Un vote sans lendemain
Le texte a finalement été adopté le 19 août, avant que son examen ne soit suspendu dès le lendemain à la suite d’un recours introduit par l’exécutif. Ce recours a porté ses fruits : le 25 août 2026, le Conseil constitutionnel a purement et simplement censuré la proposition de loi ordinaire, jugeant que le régime des crédits publics relevait exclusivement du domaine d’une loi organique. Une décision qui a contraint les députés à reprendre le chantier depuis le départ, sur un fondement juridique différent.
Vers une nouvelle proposition de loi organique
C’est dans ce contexte que, le 2 septembre 2026, le Bureau de l’Assemblée nationale a déclaré recevable une nouvelle proposition de loi organique, modifiant cette fois directement la loi organique n°2020-07 du 26 février 2020 relative aux lois de finances. Conformément au règlement intérieur de l’institution, le président de la République doit désormais être consulté pour avis avant que ce nouveau texte ne soit renvoyé en commission puis inscrit à l’ordre du jour. Une étape procédurale qui retarde d’autant l’adoption d’un dispositif de contrôle effectif.
En clair, tant que cette procédure n’a pas abouti, les crédits spéciaux continuent d’échapper, dans les faits, à tout contrôle comptable extérieur. Le secret de la défense nationale, lui, demeure préservé dans toutes les versions du texte examinées jusqu’ici. L’objectif affiché n’est pas de supprimer la confidentialité inhérente aux dépenses de souveraineté, mais de substituer à l’absence totale de contrôle un contrôle circonscrit, exercé par des organes habilités à connaître du secret sans le divulguer.
Les points de blocage persistants
Reste que la question de savoir si ce contrôle s’étendra pleinement aux fonds logés non seulement à la Présidence, mais aussi à la Primature et à l’Assemblée nationale elle-même, continue de diviser. Certains observateurs estiment que les députés rechigneraient à voir leurs propres crédits soumis au même degré de vérification que ceux de l’exécutif. Un paradoxe qui illustre la complexité de l’enjeu.
Sur le plan financier, l’ampleur du problème reste mal cernée. Depuis 2011, le montant des crédits de fonds spéciaux inscrit en loi de finances initiale est reconduit à l’identique, à hauteur de 8 856 296 000 francs CFA, alors même que les montants finalement mobilisés au cours de l’année s’en écartent de manière récurrente, sans qu’aucun mécanisme de vérification indépendant ne permette aujourd’hui d’en rendre compte précisément.
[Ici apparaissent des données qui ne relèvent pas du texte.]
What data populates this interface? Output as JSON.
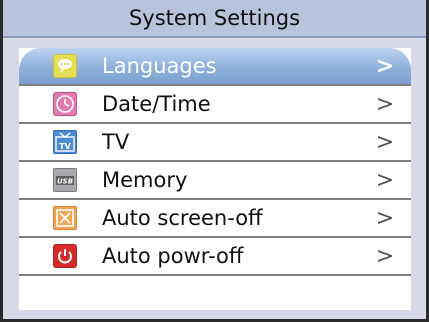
{
  "header": {
    "title": "System Settings"
  },
  "menu": {
    "items": [
      {
        "label": "Languages",
        "icon": "speech-bubble-icon",
        "arrow": ">",
        "selected": true
      },
      {
        "label": "Date/Time",
        "icon": "clock-icon",
        "arrow": ">"
      },
      {
        "label": "TV",
        "icon": "tv-icon",
        "arrow": ">"
      },
      {
        "label": "Memory",
        "icon": "usb-icon",
        "arrow": ">"
      },
      {
        "label": "Auto screen-off",
        "icon": "screen-off-icon",
        "arrow": ">"
      },
      {
        "label": "Auto powr-off",
        "icon": "power-icon",
        "arrow": ">"
      }
    ]
  },
  "icon_text": {
    "tv": "TV",
    "usb": "USB"
  },
  "colors": {
    "title_bar": "#b9c3dd",
    "selected_row": "#8fb0dc",
    "background": "#d7dae6",
    "power_red": "#d62b2b"
  }
}
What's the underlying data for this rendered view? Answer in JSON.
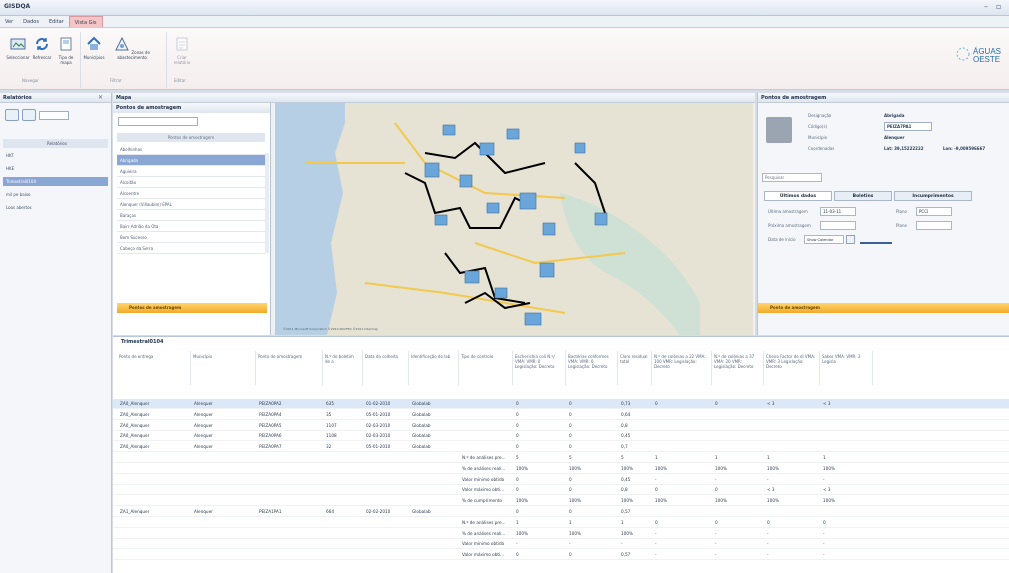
{
  "app": {
    "title": "GISDQA"
  },
  "menu": {
    "items": [
      "Ver",
      "Dados",
      "Editar",
      "Vista Gis"
    ]
  },
  "ribbon": {
    "buttons": [
      "Seleccionar",
      "Refrescar",
      "Tipo de mapa",
      "Municípios",
      "Zonas de abastecimento",
      "Criar relatório"
    ],
    "groups": [
      "Navegar",
      "Filtrar",
      "Editar"
    ],
    "logo_line1": "ÁGUAS",
    "logo_line2": "OESTE"
  },
  "left": {
    "title": "Relatórios",
    "items": [
      "Relatórios",
      "HKT",
      "HKE",
      "Trimestral0104",
      "mil pe baixo",
      "Loos abertos"
    ]
  },
  "map_panel": {
    "tab": "Mapa",
    "list_title": "Pontos de amostragem",
    "list_header": "Pontos de amostragem",
    "points": [
      "Abelhinhas",
      "Abrigada",
      "Aguieira",
      "Alcoitão",
      "Alcoentre",
      "Alenquer (Villaubim) EPAL",
      "Baraças",
      "Bairr Adrião da Ota",
      "Bom Sucesso",
      "Cabeço da Serra"
    ],
    "footer": "Pontos de amostragem",
    "map_copyright": "©2011 Microsoft Corporation ©2010 NAVTEQ ©2011 Intermap"
  },
  "right": {
    "title": "Pontos de amostragem",
    "designacao_label": "Designação",
    "designacao": "Abrigada",
    "codigo_label": "Código(s)",
    "codigo": "PEIZA7PA1",
    "municipio_label": "Município",
    "municipio": "Alenquer",
    "coords_label": "Coordenadas",
    "lat": "Lat: 39,15222222",
    "lon": "Lon: -9,009596667",
    "search_placeholder": "Pesquisar",
    "tabs": [
      "Últimos dados",
      "Boletins",
      "Incumprimentos"
    ],
    "ultima_label": "Última amostragem",
    "ultima": "11-03-11",
    "plano_label": "Plano",
    "plano": "PCCI",
    "proxima_label": "Próxima amostragem",
    "data_label": "Data de início",
    "calendar_label": "Show Calendar",
    "footer": "Ponto de amostragem"
  },
  "table": {
    "title": "Trimestral0104",
    "headers": [
      "Ponto de entrega",
      "Município",
      "Ponto de amostragem",
      "N.º do boletim de a",
      "Data da colheita",
      "Identificação do lab",
      "Tipo de controlo",
      "Escherichia coli N.º/ VMA: VMR: 0 Legislação: Decreto",
      "Bactérias coliformes VMA: VMR: 0 Legislação: Decreto",
      "Cloro residual total",
      "N.º de colónias a 22 VMA: 100 VMR: Legislação: Decreto",
      "N.º de colónias a 37 VMA: 20 VMR: Legislação: Decreto",
      "Cheiro Factor de di VMA: VMR: 3 Legislação: Decreto",
      "Sabor VMA: VMR: 3 Legisla"
    ],
    "rows": [
      [
        "ZA0_Alenquer",
        "Alenquer",
        "PEIZA0PA2",
        "635",
        "01-02-2010",
        "Globalab",
        "",
        "0",
        "0",
        "0,73",
        "0",
        "0",
        "< 3",
        "< 3"
      ],
      [
        "ZA0_Alenquer",
        "Alenquer",
        "PEIZA0PA4",
        "35",
        "05-01-2010",
        "Globalab",
        "",
        "0",
        "0",
        "0,64",
        "",
        "",
        "",
        ""
      ],
      [
        "ZA0_Alenquer",
        "Alenquer",
        "PEIZA0PA5",
        "1107",
        "02-03-2010",
        "Globalab",
        "",
        "0",
        "0",
        "0,8",
        "",
        "",
        "",
        ""
      ],
      [
        "ZA0_Alenquer",
        "Alenquer",
        "PEIZA0PA6",
        "1108",
        "02-03-2010",
        "Globalab",
        "",
        "0",
        "0",
        "0,45",
        "",
        "",
        "",
        ""
      ],
      [
        "ZA0_Alenquer",
        "Alenquer",
        "PEIZA0PA7",
        "32",
        "05-01-2010",
        "Globalab",
        "",
        "0",
        "0",
        "0,7",
        "",
        "",
        "",
        ""
      ],
      [
        "",
        "",
        "",
        "",
        "",
        "",
        "N.º de análises pre...",
        "5",
        "5",
        "5",
        "1",
        "1",
        "1",
        "1"
      ],
      [
        "",
        "",
        "",
        "",
        "",
        "",
        "% de análises reali...",
        "100%",
        "100%",
        "100%",
        "100%",
        "100%",
        "100%",
        "100%"
      ],
      [
        "",
        "",
        "",
        "",
        "",
        "",
        "Valor mínimo obtido",
        "0",
        "0",
        "0,45",
        "-",
        "-",
        "-",
        "-"
      ],
      [
        "",
        "",
        "",
        "",
        "",
        "",
        "Valor máximo obti...",
        "0",
        "0",
        "0,8",
        "0",
        "0",
        "< 3",
        "< 3"
      ],
      [
        "",
        "",
        "",
        "",
        "",
        "",
        "% de cumprimento",
        "100%",
        "100%",
        "100%",
        "100%",
        "100%",
        "100%",
        "100%"
      ],
      [
        "ZA1_Alenquer",
        "Alenquer",
        "PEIZA1PA1",
        "664",
        "02-02-2010",
        "Globalab",
        "",
        "0",
        "0",
        "0,57",
        "",
        "",
        "",
        ""
      ],
      [
        "",
        "",
        "",
        "",
        "",
        "",
        "N.º de análises pre...",
        "1",
        "1",
        "1",
        "0",
        "0",
        "0",
        "0"
      ],
      [
        "",
        "",
        "",
        "",
        "",
        "",
        "% de análises reali...",
        "100%",
        "100%",
        "100%",
        "-",
        "-",
        "-",
        "-"
      ],
      [
        "",
        "",
        "",
        "",
        "",
        "",
        "Valor mínimo obtido",
        "-",
        "-",
        "-",
        "-",
        "-",
        "-",
        "-"
      ],
      [
        "",
        "",
        "",
        "",
        "",
        "",
        "Valor máximo obti...",
        "0",
        "0",
        "0,57",
        "-",
        "-",
        "-",
        "-"
      ]
    ]
  }
}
Des divergences profondes sur la finalité des fonds
Les débats institutionnels révèlent des désaccords majeurs. La majorité parlementaire souhaite restreindre ces fonds au seul domaine régalien, tandis que l’exécutif défend leur utilisation pour répondre aux urgences humanitaires et sociales. Les tensions portent sur la définition des périmètres et des finalités des fonds, ainsi que sur les modalités de contrôle. Autant de points qui devront être tranchés pour espérer aboutir à un dispositif efficace.
Quelles perspectives pour le contrôle parlementaire ?
En l’état, l’offensive engagée par Ousmane Sonko et ses collègues députés depuis le début du mois d’août n’a pas encore porté ses fruits. Tant que la proposition de loi organique n’aura pas achevé son parcours parlementaire, c’est l’ensemble de ces dépenses, de la Présidence à la Primature en passant potentiellement par l’Assemblée nationale, qui demeurent soustraites à un contrôle parlementaire pleinement opérationnel. Une situation qui alimente les critiques sur la transparence des finances publiques et qui pourrait peser sur la confiance des citoyens envers leurs institutions.